Companies doing business in Canada or the United States that have assets here also benefit from efforts made and work accomplished, and also from clients with whom they do business and people in society who contribute to providing them with the necessary infrastructure. Just think, for example, about the St. Lawrence Seaway and other harbour equipment and infrastructure. These things have cost and continue to cost the Canadian tax system. It is the people of Canada and Quebec who foot the bill. We need to have a system whereby highly profitable companies have to pay taxes in proportion to the profits they make.

However, this is not the general practice in this government. The issue of gas prices is another example. The government has condoned for many years a model under which oil companies could generate all the profits they wanted, since market forces rule, and the government thinks that is quite all right.
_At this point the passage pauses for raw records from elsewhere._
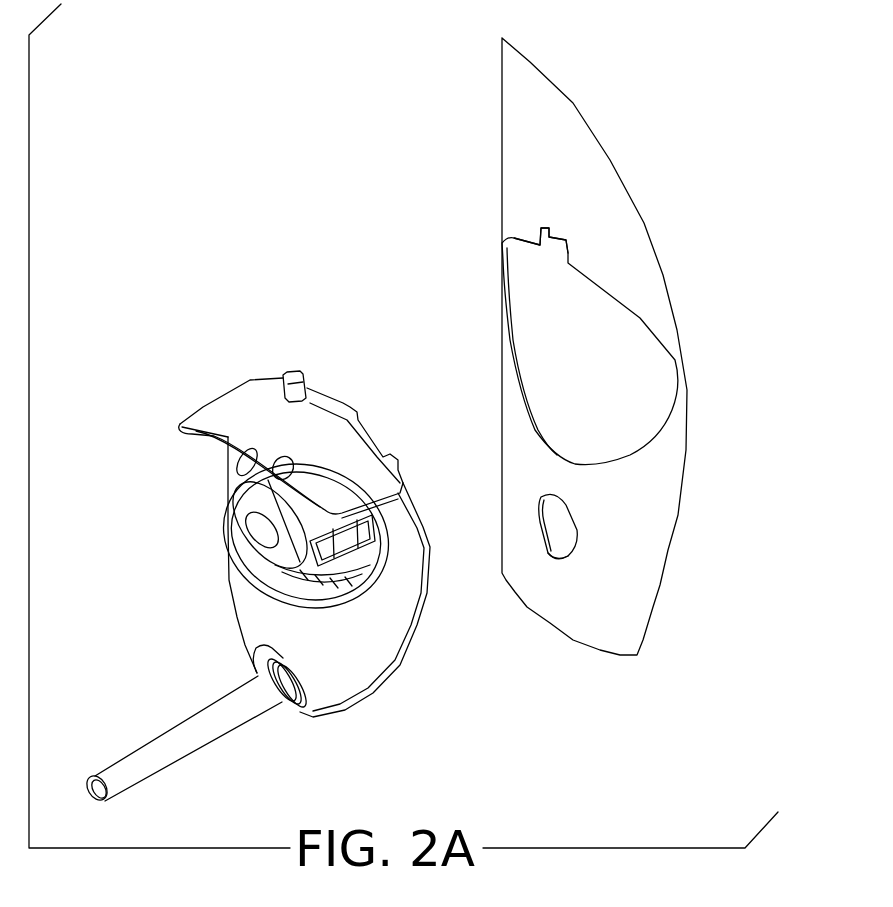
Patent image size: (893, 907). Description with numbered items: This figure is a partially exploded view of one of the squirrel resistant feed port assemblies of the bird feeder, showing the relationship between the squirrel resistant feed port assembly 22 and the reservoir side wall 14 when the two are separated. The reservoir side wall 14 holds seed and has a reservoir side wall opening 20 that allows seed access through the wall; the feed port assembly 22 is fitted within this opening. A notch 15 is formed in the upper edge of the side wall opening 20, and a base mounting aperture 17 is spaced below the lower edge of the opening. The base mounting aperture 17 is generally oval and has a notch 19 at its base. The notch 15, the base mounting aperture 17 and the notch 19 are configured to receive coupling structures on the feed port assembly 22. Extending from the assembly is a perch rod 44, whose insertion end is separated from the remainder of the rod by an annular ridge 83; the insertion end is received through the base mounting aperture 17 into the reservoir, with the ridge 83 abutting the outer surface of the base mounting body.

The reservoir side wall 14 is at (583, 143).
The notch 15 is at (568, 243).
The reservoir side wall opening 20 is at (660, 343).
The base mounting aperture 17 is at (574, 525).
The notch 19 is at (565, 557).
The squirrel resistant feed port assembly 22 is at (256, 539).
The ridge 83 is at (260, 645).
The perch rod 44 is at (146, 754).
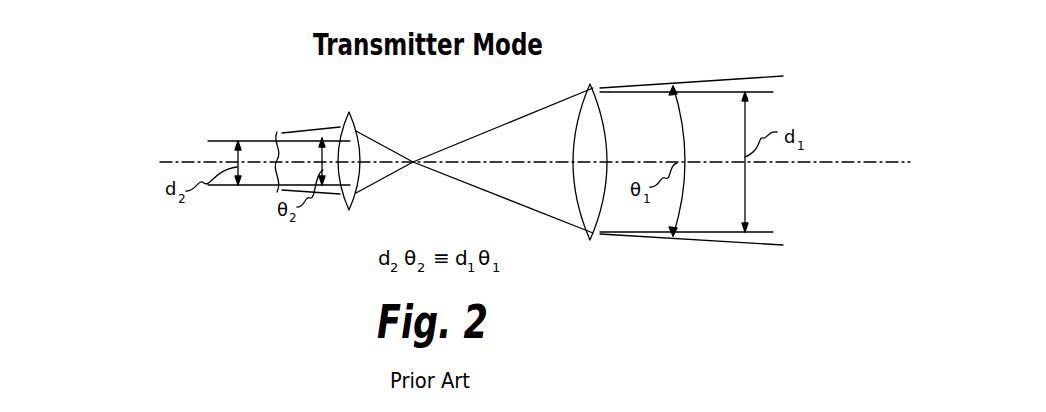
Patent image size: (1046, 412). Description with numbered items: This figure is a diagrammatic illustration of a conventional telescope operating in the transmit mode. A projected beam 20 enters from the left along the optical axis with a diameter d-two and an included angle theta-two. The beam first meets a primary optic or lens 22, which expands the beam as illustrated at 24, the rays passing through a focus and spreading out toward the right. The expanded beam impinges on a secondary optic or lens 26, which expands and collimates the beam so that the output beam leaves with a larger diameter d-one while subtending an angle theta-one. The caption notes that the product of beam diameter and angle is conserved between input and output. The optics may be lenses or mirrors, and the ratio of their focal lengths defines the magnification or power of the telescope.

The projected beam 20 is at (217, 132).
The primary optic or lens 22 is at (357, 132).
The expanded beam 24 is at (467, 135).
The secondary optic or lens 26 is at (595, 85).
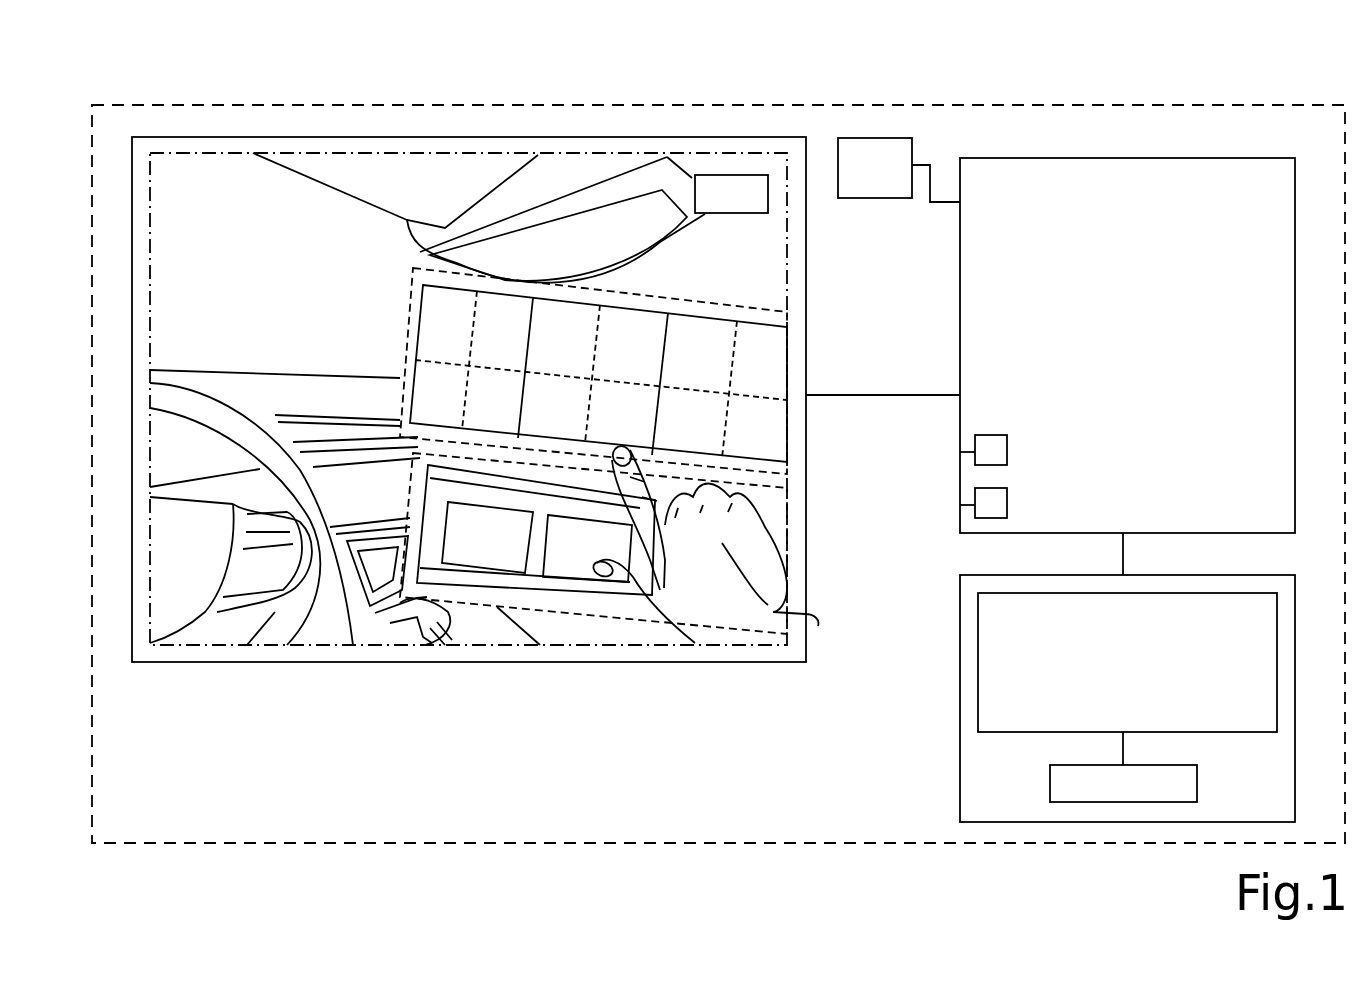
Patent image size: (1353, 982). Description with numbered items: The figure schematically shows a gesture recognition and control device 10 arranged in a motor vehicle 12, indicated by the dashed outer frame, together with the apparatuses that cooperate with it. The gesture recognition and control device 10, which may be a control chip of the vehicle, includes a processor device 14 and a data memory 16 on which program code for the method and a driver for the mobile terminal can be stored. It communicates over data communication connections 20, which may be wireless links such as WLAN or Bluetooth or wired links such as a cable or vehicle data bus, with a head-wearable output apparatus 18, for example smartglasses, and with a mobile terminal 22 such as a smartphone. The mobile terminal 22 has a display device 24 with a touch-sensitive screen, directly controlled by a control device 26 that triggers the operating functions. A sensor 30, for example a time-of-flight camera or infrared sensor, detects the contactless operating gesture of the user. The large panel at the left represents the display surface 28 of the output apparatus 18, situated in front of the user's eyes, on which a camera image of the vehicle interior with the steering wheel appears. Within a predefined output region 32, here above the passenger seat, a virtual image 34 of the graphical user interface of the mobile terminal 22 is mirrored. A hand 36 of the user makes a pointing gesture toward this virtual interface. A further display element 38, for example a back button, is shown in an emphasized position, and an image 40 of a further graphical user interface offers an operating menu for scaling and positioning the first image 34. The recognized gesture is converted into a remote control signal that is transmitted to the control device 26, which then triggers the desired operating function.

Afterwards, we have seen huge profit margins in refining, which is totally unacceptable.

Under pressure from the Bloc Québécois and the people, the government decided to give more teeth to the Competition Act. The same goes for the tax exemption agreement with Barbados. The government has implemented a system that deserves to be watched closely. We would then avoid creating the situation that we saw with the company that the Prime Minister was responsible for.

Unfortunately, my time has expired. I hope that, during the second hour of debate, beyond the debates that were held during this first hour, we will be able to convince the House of the relevancy of this motion and close this loophole in our tax legislation that is not a credit to Canada.

Amendment to Income Tax Act RegulationsPrivate Members' Business

6:30 p.m.

The Acting Speaker (Hon. Jean Augustine)

The time provided for the consideration of private members' business has now expired, and the order is dropped to the bottom of the order of precedence on the order paper.

It being 6:30 p.m., the House stands adjourned until tomorrow at 10 a.m., pursuant to Standing Order 24(1).